The change is important, but it does not mean every form of tax treatment for homeworking costs has disappeared. Eligible claims for earlier tax years may still be possible, while employers can continue to reimburse certain qualifying homeworking costs under separate rules.
For employees, employers and payroll teams, the key question is therefore not simply whether working from home tax relief has ended. It is which relief ended, what can still be claimed for earlier years, and what support employers may still provide.
Key changes at a glance:
| Key point | Current position |
| Effective date | The change took effect on 6 April 2026 |
| New employee claims | No deduction for new additional household costs from 2026/27 onwards |
| Earlier tax years | Eligible claims for the previous four tax years may still be possible |
| £6-a-week figure | It was a flat-rate expense amount, not £6 cash paid to every claimant |
| Employer payments | Qualifying homeworking reimbursements remain a separate tax issue |
| Self-employed people | Separate business expense rules apply |
The tax year, employment status, reason for working at home and any employer reimbursement all remain important when deciding which rules apply.
What Changed to Working from Home Tax Relief in April 2026?
The change removed an employee’s ability to claim a deduction from earnings for additional household expenses incurred while working from home and not reimbursed by the employer.
From 6 April 2026 onwards, this deduction is no longer available for new homeworking household expenses. The restriction applies even where an employee is required to work from home.
The change is narrower than some headlines may suggest. It targets unreimbursed employee household expenses rather than every expense, benefit or reimbursement connected with homeworking.
The government’s impact assessment estimated that around 300,000 people would be affected. It estimated an annual tax increase of about £62 for a basic-rate taxpayer and £124 for a higher-rate taxpayer among those affected.
How Did Working from Home Tax Relief Work Before It Ended?

Before 6 April 2026, an eligible employee who was required to work from home could potentially claim tax relief on qualifying additional household costs that the employer had not reimbursed.
These could include additional utility costs and qualifying business telephone calls. Ordinary personal costs that would have existed regardless of homeworking were not automatically allowable.

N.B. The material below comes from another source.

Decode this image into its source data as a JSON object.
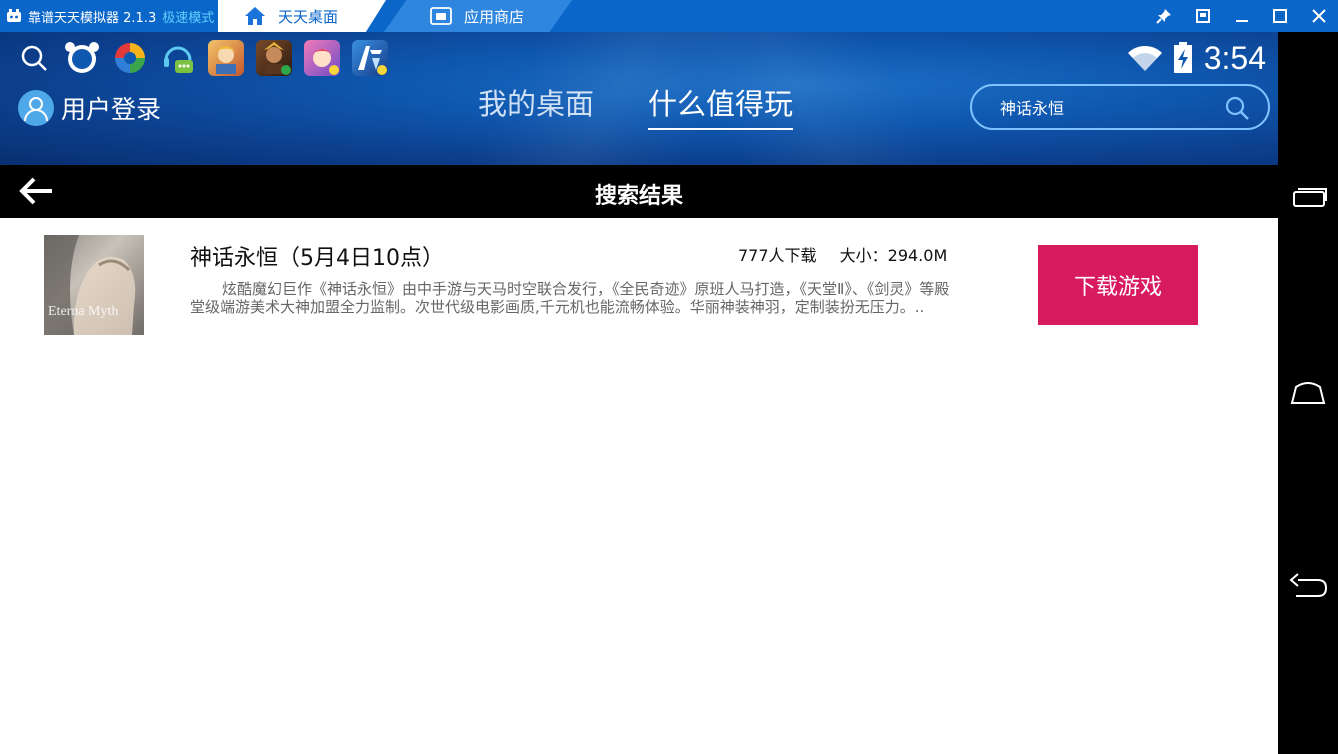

Many eligible employees used the flat-rate amount of £6 per week rather than calculating their exact additional costs. The £6 figure was the expense amount on which tax relief was calculated, not the amount paid directly to the employee.
For example, relief on a £6 weekly expense was worth £1.20 a week to a 20% taxpayer. The actual benefit therefore depended on the employee’s Income Tax rate.
The pandemic also created temporary wider eligibility for the 2020/21 and 2021/22 tax years. Those temporary arrangements should not be assumed to apply to every later historic claim.
Why Did the Government End Working from Home Tax Relief?
The policy was presented as a measure to address compliance concerns and improve fairness in the tax system, rather than as a ban on remote or hybrid working.
The Government’s Stated Reason for the Change
The official policy rationale for change says that more than half of the claims checked were considered ineligible, which was cited as evidence of high non-compliance.
The official statement said:
“This measure aims to address concerns around non-compliance and to ensure fairness across the tax system.”
The same policy assessment states that the change does not remove the existing ability of employers to reimburse eligible homeworking costs without deducting Income Tax and National Insurance contributions.
What the Change Means in the Post-pandemic Working Environment?
Homeworking is now part of many permanent employment arrangements rather than only an emergency response. Employees may work remotely because of contractual requirements, workplace location, hybrid policies or personal choice.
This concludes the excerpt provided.